Argentina’s Heavy-Water Plant in Danger of Closing, as Nuclear Sector Is Jeopardized

July 9, 2018 (EIRNS)—The decision by Argentine President Mauricio Macri to cancel construction of the country’s fourth nuclear reactor, Atucha III, and postpone construction of a fifth until 2022, is jeopardizing the continued operation of the Industrial Heavy Water Plant (PIAP) in the Patagonian province of Neuquén. PIAP is one of the most important such facilities worldwide, and is a jewel among Argentina’s many scientific and technological achievements.

Atucha III was to have been based on Candu technology, requiring heavy water. Now, PIAP is almost paralyzed, jeopardizing the jobs of 400 highly-skilled workers, and hundreds more who are employed indirectly. This is just one more element in Macri’s all-out assault on Argentina’s nuclear and high-tech capabilities, whose destruction the British Empire has always sought. Aside from PIAP workers, another 5,000 jobs are jeopardized as a result of Atucha III’s cancellation.

Macri claimed his decision was based on the country’s financial crisis and need to cut back on infrastructure spending—which the International Monetary Fund ordered as a conditionality for its $50 billion standby loan. But the China National Nuclear Corp. (CNNC), which was to have built Atucha III, generously offered to provide 85% of the total $9 billion in financing, with an eight-year grace period before loans would have had to been repaid. Adrian Delao, secretary-general of the union of workers employed by NASA, the state-run company that builds reactors, had told the daily Canal Abierto back on May 29 that Macri’s decision was “purely political, directly linked to the government’s relations with the IMF. To build Atucha III, Argentina wouldn’t have spent a single peso.”

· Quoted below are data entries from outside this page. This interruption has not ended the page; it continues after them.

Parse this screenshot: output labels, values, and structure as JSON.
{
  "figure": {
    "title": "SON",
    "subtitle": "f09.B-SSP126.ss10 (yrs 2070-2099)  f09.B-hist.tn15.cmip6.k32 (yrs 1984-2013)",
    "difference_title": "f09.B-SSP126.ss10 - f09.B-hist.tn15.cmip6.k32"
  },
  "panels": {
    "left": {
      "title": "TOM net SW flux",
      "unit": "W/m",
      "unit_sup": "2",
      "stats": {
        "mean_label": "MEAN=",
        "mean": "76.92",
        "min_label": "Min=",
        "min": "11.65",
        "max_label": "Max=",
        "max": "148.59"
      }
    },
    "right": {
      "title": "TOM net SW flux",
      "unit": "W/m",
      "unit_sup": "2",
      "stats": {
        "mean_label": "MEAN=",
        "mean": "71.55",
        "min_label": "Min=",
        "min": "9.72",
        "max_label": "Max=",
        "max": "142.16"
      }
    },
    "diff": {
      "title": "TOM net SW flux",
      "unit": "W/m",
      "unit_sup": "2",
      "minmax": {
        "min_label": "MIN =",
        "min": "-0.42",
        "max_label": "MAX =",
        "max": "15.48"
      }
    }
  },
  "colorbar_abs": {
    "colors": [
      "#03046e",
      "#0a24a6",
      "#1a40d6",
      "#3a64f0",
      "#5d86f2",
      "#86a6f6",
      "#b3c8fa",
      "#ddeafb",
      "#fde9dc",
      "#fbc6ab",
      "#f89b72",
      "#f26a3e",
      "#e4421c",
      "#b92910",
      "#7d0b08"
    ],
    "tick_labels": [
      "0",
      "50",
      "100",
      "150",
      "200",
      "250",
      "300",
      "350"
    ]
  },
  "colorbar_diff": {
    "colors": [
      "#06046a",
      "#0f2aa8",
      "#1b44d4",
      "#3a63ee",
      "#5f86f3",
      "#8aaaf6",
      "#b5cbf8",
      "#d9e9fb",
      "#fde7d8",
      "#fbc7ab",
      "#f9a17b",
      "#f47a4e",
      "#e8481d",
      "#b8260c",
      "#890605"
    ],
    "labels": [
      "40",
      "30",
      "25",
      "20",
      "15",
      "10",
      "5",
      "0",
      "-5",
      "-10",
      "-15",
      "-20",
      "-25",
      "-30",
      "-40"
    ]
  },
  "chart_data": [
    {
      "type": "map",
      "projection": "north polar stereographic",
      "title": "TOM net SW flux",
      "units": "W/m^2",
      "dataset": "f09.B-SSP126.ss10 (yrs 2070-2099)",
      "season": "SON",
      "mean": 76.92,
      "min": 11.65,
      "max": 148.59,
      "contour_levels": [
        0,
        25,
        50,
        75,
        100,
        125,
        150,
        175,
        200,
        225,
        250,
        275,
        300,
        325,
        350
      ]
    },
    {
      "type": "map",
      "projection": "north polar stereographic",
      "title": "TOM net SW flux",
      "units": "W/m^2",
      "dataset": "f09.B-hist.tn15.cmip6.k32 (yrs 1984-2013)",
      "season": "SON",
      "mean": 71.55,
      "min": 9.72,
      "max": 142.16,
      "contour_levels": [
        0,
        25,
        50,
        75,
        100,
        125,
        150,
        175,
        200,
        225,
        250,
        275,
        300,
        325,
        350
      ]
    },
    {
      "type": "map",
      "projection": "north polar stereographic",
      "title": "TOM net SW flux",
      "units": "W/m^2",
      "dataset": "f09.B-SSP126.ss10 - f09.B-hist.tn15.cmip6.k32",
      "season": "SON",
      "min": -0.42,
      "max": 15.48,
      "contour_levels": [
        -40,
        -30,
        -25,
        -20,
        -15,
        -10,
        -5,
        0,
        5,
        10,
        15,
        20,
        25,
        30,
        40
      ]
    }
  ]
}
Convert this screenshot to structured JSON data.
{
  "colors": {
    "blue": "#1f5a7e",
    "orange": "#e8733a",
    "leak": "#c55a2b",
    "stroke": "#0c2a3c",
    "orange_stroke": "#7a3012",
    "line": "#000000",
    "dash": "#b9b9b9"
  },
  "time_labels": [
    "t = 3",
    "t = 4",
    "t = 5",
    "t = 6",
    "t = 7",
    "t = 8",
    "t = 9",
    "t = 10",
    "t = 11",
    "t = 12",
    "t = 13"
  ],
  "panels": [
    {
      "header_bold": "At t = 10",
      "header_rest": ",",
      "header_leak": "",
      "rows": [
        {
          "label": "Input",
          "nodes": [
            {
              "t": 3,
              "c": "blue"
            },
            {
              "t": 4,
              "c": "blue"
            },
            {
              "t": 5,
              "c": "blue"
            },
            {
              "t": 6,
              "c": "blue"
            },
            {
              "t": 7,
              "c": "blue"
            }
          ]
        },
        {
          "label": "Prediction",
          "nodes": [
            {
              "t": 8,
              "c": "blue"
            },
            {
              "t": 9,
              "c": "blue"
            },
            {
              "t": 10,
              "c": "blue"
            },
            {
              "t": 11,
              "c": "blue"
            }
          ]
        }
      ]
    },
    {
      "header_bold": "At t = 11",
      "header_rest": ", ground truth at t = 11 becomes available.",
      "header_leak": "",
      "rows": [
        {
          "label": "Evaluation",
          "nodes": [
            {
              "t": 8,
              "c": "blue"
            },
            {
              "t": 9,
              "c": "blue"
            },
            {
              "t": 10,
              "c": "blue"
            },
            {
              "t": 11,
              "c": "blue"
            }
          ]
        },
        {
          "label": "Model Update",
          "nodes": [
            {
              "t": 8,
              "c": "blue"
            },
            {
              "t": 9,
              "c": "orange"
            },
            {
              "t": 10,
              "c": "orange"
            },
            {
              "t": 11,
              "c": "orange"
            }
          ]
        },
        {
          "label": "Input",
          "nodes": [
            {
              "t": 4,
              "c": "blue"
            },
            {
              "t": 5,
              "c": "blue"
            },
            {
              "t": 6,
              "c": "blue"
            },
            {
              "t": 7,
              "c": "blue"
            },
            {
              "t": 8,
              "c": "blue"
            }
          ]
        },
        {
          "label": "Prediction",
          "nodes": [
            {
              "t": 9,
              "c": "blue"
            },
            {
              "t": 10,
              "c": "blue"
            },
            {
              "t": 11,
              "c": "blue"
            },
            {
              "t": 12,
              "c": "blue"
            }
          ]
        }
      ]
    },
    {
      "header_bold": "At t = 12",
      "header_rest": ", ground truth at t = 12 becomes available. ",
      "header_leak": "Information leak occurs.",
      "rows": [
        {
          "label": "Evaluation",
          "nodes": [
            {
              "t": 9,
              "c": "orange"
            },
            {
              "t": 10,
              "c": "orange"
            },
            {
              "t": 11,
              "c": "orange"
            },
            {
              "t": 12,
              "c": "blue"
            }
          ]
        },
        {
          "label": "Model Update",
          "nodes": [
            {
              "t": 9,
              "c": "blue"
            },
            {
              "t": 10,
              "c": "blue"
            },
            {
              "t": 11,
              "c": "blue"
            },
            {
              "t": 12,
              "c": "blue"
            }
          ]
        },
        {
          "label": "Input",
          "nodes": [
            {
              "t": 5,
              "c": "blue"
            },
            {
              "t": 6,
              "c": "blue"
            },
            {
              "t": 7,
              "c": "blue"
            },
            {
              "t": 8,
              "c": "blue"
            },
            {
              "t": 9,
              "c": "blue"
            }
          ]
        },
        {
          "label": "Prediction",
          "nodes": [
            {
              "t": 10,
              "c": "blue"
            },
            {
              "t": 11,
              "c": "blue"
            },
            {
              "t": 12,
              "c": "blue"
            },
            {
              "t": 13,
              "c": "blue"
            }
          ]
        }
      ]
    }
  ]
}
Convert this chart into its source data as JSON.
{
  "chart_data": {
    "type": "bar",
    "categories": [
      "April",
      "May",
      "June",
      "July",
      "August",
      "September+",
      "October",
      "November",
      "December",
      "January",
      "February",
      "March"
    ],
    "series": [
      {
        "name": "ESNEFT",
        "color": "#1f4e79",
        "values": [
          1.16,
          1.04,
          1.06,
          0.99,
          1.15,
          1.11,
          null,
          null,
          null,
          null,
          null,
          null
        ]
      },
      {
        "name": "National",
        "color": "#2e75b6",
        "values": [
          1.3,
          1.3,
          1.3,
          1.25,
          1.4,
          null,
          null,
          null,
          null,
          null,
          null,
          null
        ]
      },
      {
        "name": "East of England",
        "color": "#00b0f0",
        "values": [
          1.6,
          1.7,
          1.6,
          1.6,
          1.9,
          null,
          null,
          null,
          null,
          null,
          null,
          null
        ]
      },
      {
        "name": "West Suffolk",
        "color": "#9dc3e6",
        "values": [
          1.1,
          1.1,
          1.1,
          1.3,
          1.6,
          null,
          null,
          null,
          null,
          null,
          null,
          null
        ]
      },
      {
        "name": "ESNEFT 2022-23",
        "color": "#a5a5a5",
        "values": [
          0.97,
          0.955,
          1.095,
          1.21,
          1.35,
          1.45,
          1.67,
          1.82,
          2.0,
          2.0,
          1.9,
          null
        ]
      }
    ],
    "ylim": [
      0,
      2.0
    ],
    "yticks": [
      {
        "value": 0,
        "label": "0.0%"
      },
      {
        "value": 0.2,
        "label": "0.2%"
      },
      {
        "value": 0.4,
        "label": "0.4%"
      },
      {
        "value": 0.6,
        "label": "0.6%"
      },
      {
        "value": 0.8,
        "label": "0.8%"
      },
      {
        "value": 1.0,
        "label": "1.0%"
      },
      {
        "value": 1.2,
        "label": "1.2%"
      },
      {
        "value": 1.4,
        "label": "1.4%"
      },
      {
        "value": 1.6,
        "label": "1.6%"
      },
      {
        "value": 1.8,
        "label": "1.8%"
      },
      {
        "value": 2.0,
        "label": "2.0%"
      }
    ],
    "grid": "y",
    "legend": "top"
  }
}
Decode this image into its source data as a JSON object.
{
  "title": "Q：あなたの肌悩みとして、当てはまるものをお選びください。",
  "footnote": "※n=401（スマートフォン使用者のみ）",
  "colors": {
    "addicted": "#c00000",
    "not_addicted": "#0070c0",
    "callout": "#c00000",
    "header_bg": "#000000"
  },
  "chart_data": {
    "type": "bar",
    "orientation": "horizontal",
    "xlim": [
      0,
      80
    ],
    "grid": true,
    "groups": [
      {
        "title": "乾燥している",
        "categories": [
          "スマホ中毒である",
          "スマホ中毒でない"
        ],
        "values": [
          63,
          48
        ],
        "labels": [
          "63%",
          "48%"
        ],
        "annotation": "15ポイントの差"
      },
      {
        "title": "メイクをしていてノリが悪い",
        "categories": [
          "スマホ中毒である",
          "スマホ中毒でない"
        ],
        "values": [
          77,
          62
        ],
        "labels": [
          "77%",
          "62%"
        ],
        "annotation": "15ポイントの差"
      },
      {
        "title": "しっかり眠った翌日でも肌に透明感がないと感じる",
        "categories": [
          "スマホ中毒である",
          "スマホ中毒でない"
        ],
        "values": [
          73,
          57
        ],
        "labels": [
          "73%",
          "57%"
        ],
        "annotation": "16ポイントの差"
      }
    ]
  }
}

The Argentine Senate’s Mining, Energy and Fuel committees met with representatives of PIAP’s workers on July 4 to discuss other possible uses of the heavy water plant, such as production of nitrogenized fertilizer based on use of urea. Julian Gadano, the Energy Ministry’s Undersecretary for Nuclear Energy, told the committees that in the immediate future there is no market for heavy water, El Periódico de Rincón reported July 5. Neuquén’s Energy Minister Alejandro Monteiro warned that PIAP’s closing would negatively impact the operations of the Engineering Services Company, which provides skilled personnel to PIAP, as well as the state-sector INVAP company, which was involved in PIAP’s operations.